Pre- and Post-Claims Services
Our Reimbursement HUB provides end-to-end support across the revenue cycle—focusing on the critical pre- and post-claims activities that drive timely reimbursement and minimize revenue leakage. From patient registration to denial management, our team ensures every case is properly documented, verified, and tracked to support a smooth reimbursement process.
Front-End Revenue Cycle Support
We start by ensuring data accuracy before claims are even submitted. Our specialists verify patient demographics and insurance eligibility, confirm benefits, and flag any missing or incorrect information for correction. We also manage prior authorization from start to finish – identifying required authorizations, initiating requests, tracking progress, and communicating status updates to keep providers informed and compliant.

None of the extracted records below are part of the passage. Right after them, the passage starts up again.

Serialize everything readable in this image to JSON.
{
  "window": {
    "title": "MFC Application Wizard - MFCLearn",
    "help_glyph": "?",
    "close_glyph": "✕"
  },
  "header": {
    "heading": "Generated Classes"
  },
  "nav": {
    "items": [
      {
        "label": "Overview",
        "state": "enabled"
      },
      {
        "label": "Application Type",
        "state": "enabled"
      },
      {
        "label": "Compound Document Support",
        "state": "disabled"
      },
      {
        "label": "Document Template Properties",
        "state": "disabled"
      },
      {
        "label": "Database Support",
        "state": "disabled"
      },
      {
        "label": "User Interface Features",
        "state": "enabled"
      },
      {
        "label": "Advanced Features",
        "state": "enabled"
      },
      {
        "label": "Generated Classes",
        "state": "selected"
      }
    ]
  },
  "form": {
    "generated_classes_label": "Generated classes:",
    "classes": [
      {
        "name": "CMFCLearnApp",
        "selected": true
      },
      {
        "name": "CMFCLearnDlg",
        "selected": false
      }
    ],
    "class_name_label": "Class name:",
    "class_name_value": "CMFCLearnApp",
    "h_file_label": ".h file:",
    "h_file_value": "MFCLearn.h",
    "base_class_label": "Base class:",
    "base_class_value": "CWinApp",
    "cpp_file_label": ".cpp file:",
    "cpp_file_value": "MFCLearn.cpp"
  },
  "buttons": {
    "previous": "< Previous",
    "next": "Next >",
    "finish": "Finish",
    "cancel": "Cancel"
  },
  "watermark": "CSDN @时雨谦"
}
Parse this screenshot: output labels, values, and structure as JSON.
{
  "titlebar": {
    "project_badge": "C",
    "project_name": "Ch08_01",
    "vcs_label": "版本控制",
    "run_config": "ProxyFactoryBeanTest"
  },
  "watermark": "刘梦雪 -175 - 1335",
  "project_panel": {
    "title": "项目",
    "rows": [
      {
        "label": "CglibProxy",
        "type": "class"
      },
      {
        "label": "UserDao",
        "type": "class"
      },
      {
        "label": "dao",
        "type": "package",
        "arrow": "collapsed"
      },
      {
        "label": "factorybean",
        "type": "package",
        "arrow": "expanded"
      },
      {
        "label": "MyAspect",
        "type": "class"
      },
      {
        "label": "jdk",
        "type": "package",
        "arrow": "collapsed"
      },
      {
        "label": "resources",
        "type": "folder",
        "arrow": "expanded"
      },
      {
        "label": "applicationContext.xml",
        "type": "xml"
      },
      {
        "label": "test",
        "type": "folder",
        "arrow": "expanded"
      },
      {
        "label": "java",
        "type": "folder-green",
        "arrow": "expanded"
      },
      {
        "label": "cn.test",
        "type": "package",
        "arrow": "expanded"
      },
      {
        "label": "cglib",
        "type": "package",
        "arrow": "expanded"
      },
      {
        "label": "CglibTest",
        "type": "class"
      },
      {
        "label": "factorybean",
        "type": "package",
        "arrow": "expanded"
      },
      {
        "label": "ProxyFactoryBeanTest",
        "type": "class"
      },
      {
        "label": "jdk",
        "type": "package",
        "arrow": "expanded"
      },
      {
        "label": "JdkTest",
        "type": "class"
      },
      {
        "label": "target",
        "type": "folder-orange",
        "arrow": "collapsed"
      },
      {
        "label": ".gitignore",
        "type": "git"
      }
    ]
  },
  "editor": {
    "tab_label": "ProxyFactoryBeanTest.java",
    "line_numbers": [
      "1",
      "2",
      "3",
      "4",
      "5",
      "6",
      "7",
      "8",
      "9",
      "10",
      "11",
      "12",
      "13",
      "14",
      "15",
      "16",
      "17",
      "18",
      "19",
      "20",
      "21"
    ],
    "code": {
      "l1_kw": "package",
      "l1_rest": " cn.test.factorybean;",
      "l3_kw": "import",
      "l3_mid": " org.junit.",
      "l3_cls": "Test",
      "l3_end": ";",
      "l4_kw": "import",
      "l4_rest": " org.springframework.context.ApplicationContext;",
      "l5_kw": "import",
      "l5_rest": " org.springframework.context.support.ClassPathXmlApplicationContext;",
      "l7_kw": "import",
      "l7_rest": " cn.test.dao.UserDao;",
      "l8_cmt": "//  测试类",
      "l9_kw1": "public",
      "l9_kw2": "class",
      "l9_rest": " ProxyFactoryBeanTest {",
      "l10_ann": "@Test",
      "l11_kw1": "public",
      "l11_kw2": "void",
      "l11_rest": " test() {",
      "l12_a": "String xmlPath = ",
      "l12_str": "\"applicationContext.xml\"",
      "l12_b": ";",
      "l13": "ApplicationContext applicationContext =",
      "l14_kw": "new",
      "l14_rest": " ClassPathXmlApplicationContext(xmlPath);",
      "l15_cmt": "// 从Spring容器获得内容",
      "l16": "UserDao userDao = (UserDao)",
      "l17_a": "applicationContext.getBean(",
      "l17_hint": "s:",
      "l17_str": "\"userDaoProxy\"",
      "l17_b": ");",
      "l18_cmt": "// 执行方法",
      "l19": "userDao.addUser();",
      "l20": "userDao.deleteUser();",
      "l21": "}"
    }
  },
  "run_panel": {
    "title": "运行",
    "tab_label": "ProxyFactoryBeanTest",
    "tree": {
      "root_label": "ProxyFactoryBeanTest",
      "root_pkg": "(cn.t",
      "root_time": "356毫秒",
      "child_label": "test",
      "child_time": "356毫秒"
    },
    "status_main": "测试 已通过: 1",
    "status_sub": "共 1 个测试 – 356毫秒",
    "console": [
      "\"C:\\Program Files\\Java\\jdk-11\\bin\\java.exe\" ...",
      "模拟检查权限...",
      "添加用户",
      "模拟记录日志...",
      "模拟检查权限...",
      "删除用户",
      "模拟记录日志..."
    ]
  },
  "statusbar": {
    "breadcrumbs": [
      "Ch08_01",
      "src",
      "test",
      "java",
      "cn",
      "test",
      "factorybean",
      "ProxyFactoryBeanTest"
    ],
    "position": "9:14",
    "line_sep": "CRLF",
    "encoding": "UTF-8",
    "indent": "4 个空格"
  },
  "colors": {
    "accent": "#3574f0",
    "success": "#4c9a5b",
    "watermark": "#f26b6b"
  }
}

Back-End Revenue Cycle Support
Our team reviews charge capture documentation to confirm that CPT and ICD-10 codes are accurate and complete. When denials occur, we analyze the root cause—whether due to coding, medical necessity, or process gaps—and prepare detailed, evidence-based appeals. By tracking and following up on each appeal, we help maximize recoveries and reduce future denial rates.
Pre- and Post-Claims Optimization
We collaborate closely with clients to ensure missing pre-authorization documentation is resolved quickly and every case receives full follow-through. After claims submission, we manage payer inquiries, conduct reconciliation reviews, and provide actionable insights from claim and denial trends. This proactive approach supports faster payment cycles and continuous improvement in billing accuracy and financial performance.